Vignette from interview with Bob Thomas, conducted by D. Schoonmaker on September 23, 1982. (Edited by O.H.I.O. volunteer Sara Carter Balogh in June 1994.)

Bob Thomas, born in 1904 in Oberlin, graduated from Westervelt High School in 1922. His work record ranges from becoming a painting contractor, to a janitor at Oberlin College, to "running" a delicatessen with his wife, to dispatcher/supervisor at the Oberlin Post Office, and finally, to his favorite employment as a reporter for the Lorain Journal. He was the first black precinct committee representative in Lorain County. His other civic commitments include memberships on: Oberlin Community Welfare Council, Town Council, Metropolitan Housing Authority, Lorain Democratic Club, NAACP, and City Club. He recalls some memorable scenes during the first two and a half decades of the twentieth century.

 

"I grew up at 152 North Park Street and I started working when I was eight years old. The grocery stores and meat markets all had delivery services. There were about five different routes and I rode on the back end of the horse-drawn vehicles and made the deliveries. If I was lucky, I got twenty-five cents for the whole week -- five days after school and all day Saturday. Sometimes they'd give you only a dime on Saturday night. I would spend my dime to go to the silent movies at the Family Theater on the north side of East College Street. You had to pay a nickel to go in and you got peanuts or popcorn with the other nickel.

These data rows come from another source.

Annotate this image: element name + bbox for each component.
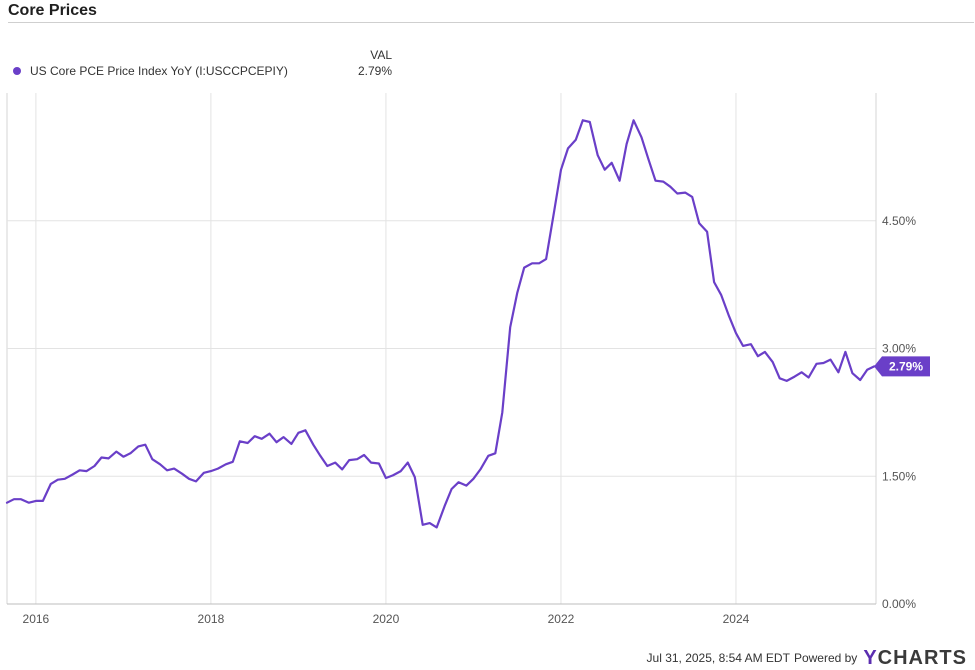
x-tick-label: 2024 (723, 612, 750, 626)
legend-value-header: VAL (370, 48, 392, 62)
ycharts-logo[interactable]: YCHARTS (863, 647, 967, 670)
footer-timestamp: Jul 31, 2025, 8:54 AM EDT (646, 651, 790, 665)
footer-powered-by: Powered by (793, 651, 858, 665)
line-chart[interactable]: 0.00% 1.50% 3.00% 4.50% 2016 2018 2020 2022 2024… (0, 0, 975, 645)
chart-footer: Jul 31, 2025, 8:54 AM EDT Powered by YCH… (646, 647, 967, 670)
x-tick-label: 2020 (373, 612, 400, 626)
legend-series-marker (13, 67, 21, 75)
ycharts-logo-y: Y (863, 646, 878, 669)
y-tick-label: 3.00% (882, 342, 916, 356)
end-value-tag (874, 356, 930, 377)
page-title: Core Prices (8, 2, 97, 19)
y-tick-label: 0.00% (882, 597, 916, 611)
legend-series-value: 2.79% (357, 64, 392, 78)
ycharts-logo-text: CHARTS (877, 646, 967, 669)
y-tick-label: 4.50% (882, 214, 916, 228)
x-tick-label: 2022 (548, 612, 575, 626)
x-tick-label: 2016 (23, 612, 50, 626)
x-tick-label: 2018 (198, 612, 225, 626)
y-tick-label: 1.50% (882, 469, 916, 483)
series-line (5, 119, 876, 529)
title-divider (8, 22, 974, 23)
legend-series-name: US Core PCE Price Index YoY (I:USCCPCEPI… (30, 64, 288, 78)
end-value-label: 2.79% (889, 359, 923, 373)
legend-item[interactable]: US Core PCE Price Index YoY (I:USCCPCEPI… (12, 64, 392, 80)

Another thing we did for fun was to go to the outside ice rink which was located on East Lorain. It was owned by a Negro man and that was where we hung out in the wintertime. There was a shack by the rink, and on Saturdays we would have a band which played on the second floor of that shack. But frequently we didn't have money to pay to go in, so we had to crawl under the fence which was in back of Tank Hall.

After I graduated from high school where I was active in athletics, I was admitted to Oberlin College. However, I didn't get involved in freshman athletics because of my heavy schedule. I didn't have enough money so I worked in a foundry over in Elyria for four or five hours a night trying to stay in school. I dropped out after spring break of my freshman year and Dorothy dropped out of the Conservatory and we got married. She also lacked the funds to continue.

I went to work for my brother-in-law who was a painting and paper contractor. I served my four-year apprenticeship, became a journeyman painter, and went into contracting for myself. I was doing pretty well until 1929 when Hoover messed up everything and things began to go down. I took odd jobs and everything, and I was lucky to get a job as a janitor at old Dascomb Cottage at the College. I took the postal exam and was lucky enough to get in the post office during the depression years in 1933, and that was a lifesaver."